In the production of composite cans, several layers of material are spirally wound onto a mandrel in order to form what is referred to as a composite tube. The rotating tube advances down the mandrel as it is wound. As the tube advances, it is severed by cutting means which are generally carried on a reciprocating carriage.
Generally, composite tubes have been severed by means of knives which are intermittently forced against the rotating tube. This type of cutting method has inherent speed limitations which typically require that cutting be done in two steps. Initially, sections of tube containing several individual composite cans are cut off on the same machine where the tube is formed. Each section is then sent to a second machine, which recuts the section into individual can lengths.
In order to overcome the speed limitations of the mechanical cutting method described above, it has been proposed to use a laser beam as a means for cutting the tube. This would allow elimination of the recutting machine. Several U.S. patents disclose using a laser beam to cut material. U.S. Pat. No. 3,604,890, utilizes a laser to cut various materials. U.S. Pat. No. 3,690,744 discloses the use of a laser beam to form a line of weakness in laminated material. The use of lasers to cut off tubular bodies is disclosed in U.S. Pat. Nos. 3,960,624 and 3,679,863. Laser cutting has distinct advantages over the mechanical knife method, notably the cleanliness of the cut and the high attainable cutting speeds.
Because the wrapping angle of spirally wound composite cans is such that the tube rotates less than one revolution in the course of making a can, it is necessary to utilize two laser beams, each having enough power to completely cut through composite material. By utilizing two laser beams, the tube may be completely severed before it advances one can length. This allows time to reposition the laser beams so as to sever the next can from the tube. Each beam would be required to cut through one half of the circumference of a tube. One possible way of accomplishing this is to utilize two separate high power laser sources. For reasons of efficiency and economy, however, it is preferable to employ a single high power laser source and divide it into two separate beams in order to cut the tube.
There are many instances where it is useful to direct two separate laser beams to a workpiece. Often this is accomplished by employing a laser source having a single output beam and dividing it into two components by means of a beamsplitter. This type of use is disclosed in U.S. Pat. No. 3,604,890, where laser beams of different focal length are directed to a single area in order to cut various materials. In U.S. Pat. No. 3,410,203, a beamsplitter divides a laser into two components which are used in a non-impact printer. U.S. Pat. No. 3,778,585 utilizes a beamsplitter to provide two beams which are used to protect the laser source against backscatter damage. In U.S. Pat. No. 3,989,778 a beamsplitter is utilized to divide a laser beam into two components which are then directed to opposite sides of sheets of thermoplastic material which are to be sealed together. In all of the above U.S. Patents the beamsplitter is positioned so that the laser beam strikes it at a 45.degree. angle.
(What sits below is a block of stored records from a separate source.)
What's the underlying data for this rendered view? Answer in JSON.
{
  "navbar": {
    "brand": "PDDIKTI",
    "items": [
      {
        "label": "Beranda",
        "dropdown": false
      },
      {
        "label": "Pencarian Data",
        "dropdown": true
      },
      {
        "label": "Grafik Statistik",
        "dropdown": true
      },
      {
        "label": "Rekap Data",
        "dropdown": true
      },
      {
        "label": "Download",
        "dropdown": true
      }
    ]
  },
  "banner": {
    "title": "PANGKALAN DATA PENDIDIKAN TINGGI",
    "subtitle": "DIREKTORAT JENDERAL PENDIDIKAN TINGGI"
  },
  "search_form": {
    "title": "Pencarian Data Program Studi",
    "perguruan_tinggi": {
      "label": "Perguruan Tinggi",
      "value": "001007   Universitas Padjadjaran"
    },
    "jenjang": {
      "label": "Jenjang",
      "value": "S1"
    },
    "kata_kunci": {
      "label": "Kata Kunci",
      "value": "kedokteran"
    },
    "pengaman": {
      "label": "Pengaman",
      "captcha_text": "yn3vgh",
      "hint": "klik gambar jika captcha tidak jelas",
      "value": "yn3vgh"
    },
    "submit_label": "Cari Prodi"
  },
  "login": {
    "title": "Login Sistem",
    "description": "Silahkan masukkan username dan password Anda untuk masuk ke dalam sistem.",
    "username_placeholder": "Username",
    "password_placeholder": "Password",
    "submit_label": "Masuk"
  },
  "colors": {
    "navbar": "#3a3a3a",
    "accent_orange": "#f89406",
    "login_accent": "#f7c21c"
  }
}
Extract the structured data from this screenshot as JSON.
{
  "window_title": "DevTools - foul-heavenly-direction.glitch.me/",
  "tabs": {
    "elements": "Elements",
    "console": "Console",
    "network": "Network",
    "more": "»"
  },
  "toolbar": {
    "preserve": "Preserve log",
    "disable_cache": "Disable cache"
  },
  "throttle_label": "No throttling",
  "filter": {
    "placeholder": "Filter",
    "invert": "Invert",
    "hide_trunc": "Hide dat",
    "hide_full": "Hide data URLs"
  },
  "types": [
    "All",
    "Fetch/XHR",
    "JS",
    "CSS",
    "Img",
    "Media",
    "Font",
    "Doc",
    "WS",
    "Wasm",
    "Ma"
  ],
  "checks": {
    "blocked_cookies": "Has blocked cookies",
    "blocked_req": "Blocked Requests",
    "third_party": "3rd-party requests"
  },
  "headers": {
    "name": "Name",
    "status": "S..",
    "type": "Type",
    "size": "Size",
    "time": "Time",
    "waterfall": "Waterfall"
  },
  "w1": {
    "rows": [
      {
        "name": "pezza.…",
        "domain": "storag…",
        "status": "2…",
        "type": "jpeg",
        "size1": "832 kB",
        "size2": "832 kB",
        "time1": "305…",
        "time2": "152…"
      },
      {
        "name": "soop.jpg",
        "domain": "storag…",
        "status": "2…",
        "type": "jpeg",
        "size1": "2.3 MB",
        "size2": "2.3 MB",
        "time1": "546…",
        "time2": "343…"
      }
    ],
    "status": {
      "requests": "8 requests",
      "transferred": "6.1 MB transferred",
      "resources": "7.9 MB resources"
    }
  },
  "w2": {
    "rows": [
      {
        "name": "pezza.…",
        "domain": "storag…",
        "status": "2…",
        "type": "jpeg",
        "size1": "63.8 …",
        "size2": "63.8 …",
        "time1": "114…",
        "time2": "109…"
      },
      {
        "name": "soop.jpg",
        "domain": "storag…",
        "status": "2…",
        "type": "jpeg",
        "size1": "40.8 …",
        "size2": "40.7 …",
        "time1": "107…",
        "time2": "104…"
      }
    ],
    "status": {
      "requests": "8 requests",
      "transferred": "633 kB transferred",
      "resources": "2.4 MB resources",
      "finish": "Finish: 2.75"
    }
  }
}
In the cutting of composite tubes it is desirable to split a laser beam into two components which have a constant output and whose power ratio remains a constant in order to achieve greatest efficiency. The difficulty with this is that many lasers have unstable polarization characteristics (i.e. the polarization of the laser beam varies over time) and beamsplitters are polarization dependent at any angle of incidence other than normal. This polarization dependence is greatest at the commonly used angle of incidence of 45.degree.. At angles of incidence near normal the polarization dependence is minimized. In other words, at near normal angles of incidence the degree of reflectivity of a beamsplitter is nearly constant despite varying polarization of the incident laser beam. The present invention relates to the cutting of composite tubes at two distinct points with a system employing only a single laser source.